Italy has many international airports – Rome, Naples, Pescaria, Perugia, Florence and Pisa in the central zone; Rimini, Forli, Bologna, Parma, Verona, Venice, Trieste, Treviso in the north-east; Brescia, Bergamo, Milan, Turin, Cuneo and Genova in the north-west; Bari, Brindisi and Lamezia Terme in the south; Palermo and Catania on Sicily and Alghero, Olbia and Cagliari on Sardinia.

Apart from other major European cities, some of the larger airports like Rome have direct flights from Middle Eastern airline hubs in Dubai, Abu Dhabi and Doha (Qatar), as well as direct flights from eastern cities in North America and Asian hubs like Singapore, Shanghai and Tokyo.

There are good high-speed rail connections between Italy’s northern cities, and there are 3 main north-south lines. However visiting gardens is not easy by public transport as many of the most famous gardens surround country villas, and driving or being part of a bus tour will be the only feasible way to see them.

 

Italy climate

Italy’s climate is hot and sunny compared to most of Europe but northern areas and elevated towns near the central Apennine mountain spine can have surprisingly severe winters that are even colder than parts of Scandinavia, including heavy snowfalls. The north also has warm to hot and surprisingly humid summers, with Florence no stranger to day temperatures over 40°C (104°F).

The rest of Italy’s climate is generally Mediterranean, with cool to mild, wet winters and hot, dry summers with most cities regularly having temperatures above 30°C (86ºF).

 

Italy garden history and style

Italy would have had many gardens during the Roman period and there are detailed records of gardens to be seen in paintings and frescoes, and to be read in the works of Cato, Juvenal, Horace, Tacitus and, most famously, Cicero who wrote:

“Si hortum in bibliotheca habes, deerit nihil”

(‘If you have a garden and a library, you have everything you need’)

In Pompeii you can see reconstructions of Roman gardens, although there are no original gardens existing today. However there is a wealth of gardens from the Renaissance period many of which, like the villa Borghese in Rome, were both inspired by and built over the site of an original Roman garden.

The wealthy villa owners on the prosperous and comparatively peaceful 15th and 16th centuries developed estate gardens, at first just walled enclosures but later grand, formal gardens with strongly symmetrical layouts, intersecting axes, clipped and trained plants and many classical statues. In hilly country such as the Tuscan countryside these were often on several, terraced levels connected by wide, ornate steps and ramps. During the 16th century there were also new medicinal and botanic ‘physic’ teaching gardens, with the 1545 Orto Botanico di Padova (botanic garden in Padua) the world’s oldest botanical garden in its original location.
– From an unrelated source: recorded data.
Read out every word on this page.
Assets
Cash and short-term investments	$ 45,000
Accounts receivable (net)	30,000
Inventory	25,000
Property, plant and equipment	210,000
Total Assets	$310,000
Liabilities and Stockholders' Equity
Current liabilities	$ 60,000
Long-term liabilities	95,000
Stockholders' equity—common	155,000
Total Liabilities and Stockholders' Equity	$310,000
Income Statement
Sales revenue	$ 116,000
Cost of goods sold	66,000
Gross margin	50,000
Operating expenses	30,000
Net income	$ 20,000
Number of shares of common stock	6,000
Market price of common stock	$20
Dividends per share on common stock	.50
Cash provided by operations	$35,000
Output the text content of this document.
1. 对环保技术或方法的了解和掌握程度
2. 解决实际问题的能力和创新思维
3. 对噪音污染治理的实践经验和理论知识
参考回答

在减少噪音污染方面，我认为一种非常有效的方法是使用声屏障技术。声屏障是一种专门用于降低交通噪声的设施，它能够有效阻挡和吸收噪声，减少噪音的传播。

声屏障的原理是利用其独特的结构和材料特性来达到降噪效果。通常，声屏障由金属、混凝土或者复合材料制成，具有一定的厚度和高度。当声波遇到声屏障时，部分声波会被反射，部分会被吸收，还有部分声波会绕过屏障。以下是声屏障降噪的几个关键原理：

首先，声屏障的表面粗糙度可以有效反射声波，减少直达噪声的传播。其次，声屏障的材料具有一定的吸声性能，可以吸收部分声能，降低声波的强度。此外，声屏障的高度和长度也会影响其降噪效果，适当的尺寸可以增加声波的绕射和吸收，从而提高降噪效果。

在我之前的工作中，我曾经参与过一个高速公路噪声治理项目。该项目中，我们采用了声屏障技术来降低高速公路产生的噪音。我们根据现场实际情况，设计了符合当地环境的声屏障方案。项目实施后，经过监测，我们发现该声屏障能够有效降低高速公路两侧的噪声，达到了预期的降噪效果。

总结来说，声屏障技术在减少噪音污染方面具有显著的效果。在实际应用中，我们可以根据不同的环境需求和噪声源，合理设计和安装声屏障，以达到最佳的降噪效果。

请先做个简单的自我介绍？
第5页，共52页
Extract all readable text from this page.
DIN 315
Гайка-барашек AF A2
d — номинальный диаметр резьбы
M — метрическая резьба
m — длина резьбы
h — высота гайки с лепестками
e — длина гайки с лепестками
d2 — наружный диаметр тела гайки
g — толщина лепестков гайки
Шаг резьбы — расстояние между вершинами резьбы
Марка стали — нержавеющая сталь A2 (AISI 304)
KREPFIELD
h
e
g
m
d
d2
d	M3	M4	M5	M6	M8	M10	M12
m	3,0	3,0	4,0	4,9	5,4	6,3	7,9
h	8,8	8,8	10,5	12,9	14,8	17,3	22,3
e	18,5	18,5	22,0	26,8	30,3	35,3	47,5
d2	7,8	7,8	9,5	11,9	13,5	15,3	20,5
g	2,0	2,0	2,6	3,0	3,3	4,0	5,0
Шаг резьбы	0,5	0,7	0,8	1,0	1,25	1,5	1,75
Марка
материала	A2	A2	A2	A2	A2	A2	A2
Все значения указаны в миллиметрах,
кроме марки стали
The structure and formal beauty of the Italian Renaissance garden was soon the aspirational garden for Europe’s wealthy nobles and merchants and the style spread rapidly throughout western Europe. Famous Italian designers such as Bramante, Tribolo, Buontalenti and Peruzzi made gardens for famous families, like the Sforza, Visconti, Montefeltro and Medici.

During the late 1500s, ornate waterworks made possible by impressive hydraulic engineering became a common part of Italian baroque gardens, making excellent use of steep hillside locations for huge cascades and soaring fountains combined with classical marble statuary. Gardens developed grand vistas that linked the garden into the surrounding countryside and were planted with dependable and obligingly clippable evergreens like cypress, box and evergreen oak. Fine examples of these massive water gardens can be seen at Villa d’Este and the Reggia di Caserta.

Like England and France, the landscape park fashion of the 1800s saw the destruction of many baroque gardens in favour of naturalistic gardens with ornamental lakes, copses of trees and follies. Fortunately an early 20th century resurgence of interest in these historic gardens saw many preserved, although many parks in modern Italy’s cities and towns are in this lower-maintenance English rather than tradition Italian style.

Although plant collecting did not inspire as many ‘plantsman’ gardens in Italy as in England, several expat settlers did build gardens in areas with easier growing conditions, such as the northern lakes and along the Mediterranean coast.

Apart from Italy’s historical garden gems, there are also 20th and 21st century gardens to enjoy, from the exquisitely romantic informality of the Giardini di Ninfa to the ornate garden at La Foce, designed by Englishman Cecil Pinsent. In Tuscany, the Tarots Art Park of Niki de Saint Phalle will astonish you with its extraordinary and colourful mosaics.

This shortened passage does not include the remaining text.